Шурка посмотрел на птенчиков, потонувших в светлом пуху и перышках, посмотрел на тугой клубочек травы, почему-то вспомнил Катькину домушку, и у него пропала досада на пеструю птичку.
Как-то чувствует себя Растрепа? Не видать ее что-то на перелогах. Наверное, забрела в чащобу, бродит одна-одинешенька и плачет...
Шурка позвал Анку, и они долго на корточках сидели перед кочкой, не смея дотронуться до гнезда. Поправили каждую лапку мха и отошли на цыпочках.
– Во-олк! – страшно вскрикнула Анка, перескакивая через куст бело-сизого гонобобеля. Из деревянной чашки посыпалась земляника.
Шурка струхнул не на шутку, схватился в кармане за спички.
– Где? Ври!
– Во-он подбирается... Ай, ай!
Но это оказалась Быкова собака, бурая, тощая, с облезлым хвостом.
– Милка, Милка, – поманил ее Шурка.
Но Милка, видать, сама испугалась больше, чем ребята. Поджав куцый хвост, она перемахнула в два прыжка перелог и скрылась в кустах.
– Давай искать грибы, – предложил Шурка, пристально вглядываясь в лес и прислушиваясь.
– Давай.
Грибам полагалось расти под самыми большими березами и осинами, в глухих, потаенных местах. И Шурка повел Анку в дальний конец Голубинки, в чащу леса.
Пастух Сморчок рассказывал, что грибы, особенно белые, "коровки", как называли их ребята, не любят человеческого глаза, прячутся от людей во мху, белоусе, под хвоей и старыми листьями. И если найдешь гриб, посмотришь на него и не возьмешь, все равно он больше расти не станет, зачервивеет, сгниет. Вот как гриб не переносит чужого глаза.

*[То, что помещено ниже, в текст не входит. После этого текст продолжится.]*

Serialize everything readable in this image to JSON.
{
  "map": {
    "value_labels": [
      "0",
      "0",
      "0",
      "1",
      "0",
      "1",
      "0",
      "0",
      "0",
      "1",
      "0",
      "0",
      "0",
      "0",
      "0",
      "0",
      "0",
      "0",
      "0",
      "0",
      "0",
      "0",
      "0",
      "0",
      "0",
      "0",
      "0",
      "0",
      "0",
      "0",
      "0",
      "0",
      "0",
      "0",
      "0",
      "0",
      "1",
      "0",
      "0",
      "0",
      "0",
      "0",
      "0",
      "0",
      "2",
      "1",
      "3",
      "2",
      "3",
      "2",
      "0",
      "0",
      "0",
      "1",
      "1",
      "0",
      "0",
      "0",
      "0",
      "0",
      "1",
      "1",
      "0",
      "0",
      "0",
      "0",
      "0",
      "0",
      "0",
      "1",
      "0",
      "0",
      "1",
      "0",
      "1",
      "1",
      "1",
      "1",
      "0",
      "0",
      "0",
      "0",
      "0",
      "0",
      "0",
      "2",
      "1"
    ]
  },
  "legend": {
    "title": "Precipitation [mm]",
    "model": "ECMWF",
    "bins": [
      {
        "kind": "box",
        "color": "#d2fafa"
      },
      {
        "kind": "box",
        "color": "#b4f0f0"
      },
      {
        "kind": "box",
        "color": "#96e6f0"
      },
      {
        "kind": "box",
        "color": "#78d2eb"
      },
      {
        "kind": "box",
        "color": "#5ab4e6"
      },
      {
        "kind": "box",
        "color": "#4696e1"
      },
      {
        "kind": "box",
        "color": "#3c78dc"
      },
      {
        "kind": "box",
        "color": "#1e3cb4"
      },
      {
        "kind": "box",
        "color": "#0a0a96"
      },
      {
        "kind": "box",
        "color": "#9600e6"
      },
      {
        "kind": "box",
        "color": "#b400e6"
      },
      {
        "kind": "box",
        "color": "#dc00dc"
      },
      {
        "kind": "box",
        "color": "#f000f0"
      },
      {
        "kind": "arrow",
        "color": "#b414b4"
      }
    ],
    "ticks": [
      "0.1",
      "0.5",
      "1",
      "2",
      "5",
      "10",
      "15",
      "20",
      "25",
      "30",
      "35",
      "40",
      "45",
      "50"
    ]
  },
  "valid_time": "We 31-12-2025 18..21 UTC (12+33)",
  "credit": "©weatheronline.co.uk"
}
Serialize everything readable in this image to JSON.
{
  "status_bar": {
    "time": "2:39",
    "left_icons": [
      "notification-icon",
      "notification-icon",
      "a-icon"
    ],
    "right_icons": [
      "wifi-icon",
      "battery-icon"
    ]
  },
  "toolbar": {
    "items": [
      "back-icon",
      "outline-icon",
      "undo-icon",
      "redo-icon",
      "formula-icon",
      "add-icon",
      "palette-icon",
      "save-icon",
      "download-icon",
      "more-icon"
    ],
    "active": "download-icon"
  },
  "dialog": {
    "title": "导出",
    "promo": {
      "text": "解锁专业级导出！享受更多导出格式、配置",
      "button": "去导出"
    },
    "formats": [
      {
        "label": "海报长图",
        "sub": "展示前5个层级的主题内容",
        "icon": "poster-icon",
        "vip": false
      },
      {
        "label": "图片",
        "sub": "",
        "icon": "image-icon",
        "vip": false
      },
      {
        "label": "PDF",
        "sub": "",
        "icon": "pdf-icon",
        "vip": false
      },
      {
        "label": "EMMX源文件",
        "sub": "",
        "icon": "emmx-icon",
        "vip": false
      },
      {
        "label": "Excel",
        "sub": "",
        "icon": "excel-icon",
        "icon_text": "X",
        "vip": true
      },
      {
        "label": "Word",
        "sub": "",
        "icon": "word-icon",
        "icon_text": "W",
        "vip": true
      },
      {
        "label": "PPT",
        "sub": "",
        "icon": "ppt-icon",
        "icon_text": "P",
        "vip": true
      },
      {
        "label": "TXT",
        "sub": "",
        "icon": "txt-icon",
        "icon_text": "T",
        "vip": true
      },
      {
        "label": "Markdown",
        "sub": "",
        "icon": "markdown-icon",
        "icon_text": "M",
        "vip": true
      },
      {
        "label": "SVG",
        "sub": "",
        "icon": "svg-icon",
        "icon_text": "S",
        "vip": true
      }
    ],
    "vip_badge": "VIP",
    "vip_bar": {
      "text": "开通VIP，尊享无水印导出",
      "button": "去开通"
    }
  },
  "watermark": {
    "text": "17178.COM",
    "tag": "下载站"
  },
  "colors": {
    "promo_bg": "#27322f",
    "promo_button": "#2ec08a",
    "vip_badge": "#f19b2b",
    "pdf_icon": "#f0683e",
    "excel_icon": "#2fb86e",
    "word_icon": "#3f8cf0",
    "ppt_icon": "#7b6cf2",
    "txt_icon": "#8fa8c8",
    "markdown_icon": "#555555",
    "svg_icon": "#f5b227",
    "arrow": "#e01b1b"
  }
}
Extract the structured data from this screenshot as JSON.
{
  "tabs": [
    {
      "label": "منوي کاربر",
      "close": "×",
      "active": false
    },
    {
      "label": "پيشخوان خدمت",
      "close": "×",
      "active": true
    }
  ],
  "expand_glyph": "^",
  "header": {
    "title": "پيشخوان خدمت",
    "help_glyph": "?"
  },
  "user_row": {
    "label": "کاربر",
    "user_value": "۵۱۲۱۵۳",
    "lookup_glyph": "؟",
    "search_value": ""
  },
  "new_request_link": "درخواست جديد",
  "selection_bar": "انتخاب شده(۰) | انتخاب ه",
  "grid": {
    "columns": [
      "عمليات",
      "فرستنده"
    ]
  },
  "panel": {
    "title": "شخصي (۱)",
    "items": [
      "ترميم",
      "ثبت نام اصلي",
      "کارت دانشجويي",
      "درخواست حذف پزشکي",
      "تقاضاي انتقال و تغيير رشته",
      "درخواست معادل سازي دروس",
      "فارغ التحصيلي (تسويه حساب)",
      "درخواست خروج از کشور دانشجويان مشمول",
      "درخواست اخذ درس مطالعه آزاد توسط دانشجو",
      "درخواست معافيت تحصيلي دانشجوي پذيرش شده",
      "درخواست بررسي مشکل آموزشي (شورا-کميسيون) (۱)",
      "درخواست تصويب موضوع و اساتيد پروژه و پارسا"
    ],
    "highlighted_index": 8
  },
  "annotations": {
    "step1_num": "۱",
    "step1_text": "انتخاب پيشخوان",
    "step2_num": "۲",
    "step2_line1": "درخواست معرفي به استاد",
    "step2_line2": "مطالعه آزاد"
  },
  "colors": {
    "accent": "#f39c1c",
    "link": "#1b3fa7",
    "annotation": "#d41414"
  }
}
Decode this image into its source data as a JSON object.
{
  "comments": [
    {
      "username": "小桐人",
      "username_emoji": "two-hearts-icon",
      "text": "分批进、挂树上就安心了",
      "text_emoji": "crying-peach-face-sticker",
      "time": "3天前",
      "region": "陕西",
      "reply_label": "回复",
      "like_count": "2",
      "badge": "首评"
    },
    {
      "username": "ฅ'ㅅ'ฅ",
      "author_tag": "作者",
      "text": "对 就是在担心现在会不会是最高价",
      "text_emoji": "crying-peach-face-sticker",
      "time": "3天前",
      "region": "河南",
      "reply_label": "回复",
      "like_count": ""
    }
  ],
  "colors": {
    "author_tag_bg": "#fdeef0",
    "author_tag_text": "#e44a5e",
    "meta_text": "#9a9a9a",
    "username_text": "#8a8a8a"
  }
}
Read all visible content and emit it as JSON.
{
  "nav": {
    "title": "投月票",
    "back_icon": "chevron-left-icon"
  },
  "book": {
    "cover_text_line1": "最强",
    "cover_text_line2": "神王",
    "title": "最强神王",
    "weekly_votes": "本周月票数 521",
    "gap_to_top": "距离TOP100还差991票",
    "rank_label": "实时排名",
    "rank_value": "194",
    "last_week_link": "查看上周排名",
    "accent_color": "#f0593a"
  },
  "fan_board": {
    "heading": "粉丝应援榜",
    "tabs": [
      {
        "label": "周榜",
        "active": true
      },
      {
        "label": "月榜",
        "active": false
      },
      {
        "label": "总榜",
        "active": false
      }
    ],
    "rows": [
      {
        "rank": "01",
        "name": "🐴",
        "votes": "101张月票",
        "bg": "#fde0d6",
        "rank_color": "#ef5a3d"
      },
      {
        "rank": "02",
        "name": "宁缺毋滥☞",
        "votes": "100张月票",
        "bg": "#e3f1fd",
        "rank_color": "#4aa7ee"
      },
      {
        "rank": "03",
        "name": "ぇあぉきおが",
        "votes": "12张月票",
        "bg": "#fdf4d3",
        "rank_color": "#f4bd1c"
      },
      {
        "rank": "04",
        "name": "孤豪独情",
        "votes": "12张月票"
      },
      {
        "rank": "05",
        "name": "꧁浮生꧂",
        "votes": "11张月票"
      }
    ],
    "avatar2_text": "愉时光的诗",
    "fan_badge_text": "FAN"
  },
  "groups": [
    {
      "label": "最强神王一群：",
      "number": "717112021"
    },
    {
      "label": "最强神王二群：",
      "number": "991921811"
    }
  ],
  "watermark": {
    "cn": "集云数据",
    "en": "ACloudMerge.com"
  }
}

Обо всем этом Шурка рассказал Анке.
– Ну, попадись мне грибок, я не оставлю, – сказала Анка, отдуваясь от жары и усталости. – Мамка скусную яишню с грибами жарит. Ты любишь?
– Да.
– А в сметане?
– Эге. С картошкой и луком.
Анка облизала губы.
– Найдем по грибку – и домой. Я поесть чего-то захотела. Ладно?
Шурка не ответил, становясь рассеянным.
Они вошли в чащу, и Анка сразу притихла. Здесь было сумрачно, холодновато. Пахло прелыми листьями и сырой землей. Трава росла редкая, бледная. Под березами и осинами курчавился мягкий, влажный мох, а под соснами темнели груды сухой, колкой хвои. Появились комары, назойливо запищали над самым ухом. Пришлось отмахиваться веточкой.
Сумрак сгущался. Каждый сучок под ногой стрелял. Анка вздрагивала, жалась к Шурке, пугливо озираясь. Только на прогалинах, пестрых от теней и солнца, все зеленело, как на перелогах; цвели фиалки, белые и сиреневые, похожие на игрушечные раскрашенные елочки; летали стрекозы-сковородники, блестя своими стеклянными крылышками, порхали бабочки, жужжали шмели, и дышалось легко.
Грибов что-то не попадалось. Да Шурка не очень внимательно и разыскивал их. Он больше смотрел не под ноги, как полагалось, а по сторонам, вытягивая длинную шею, прислушивался, ускорял шаги, становясь все беспокойнее и беспокойнее.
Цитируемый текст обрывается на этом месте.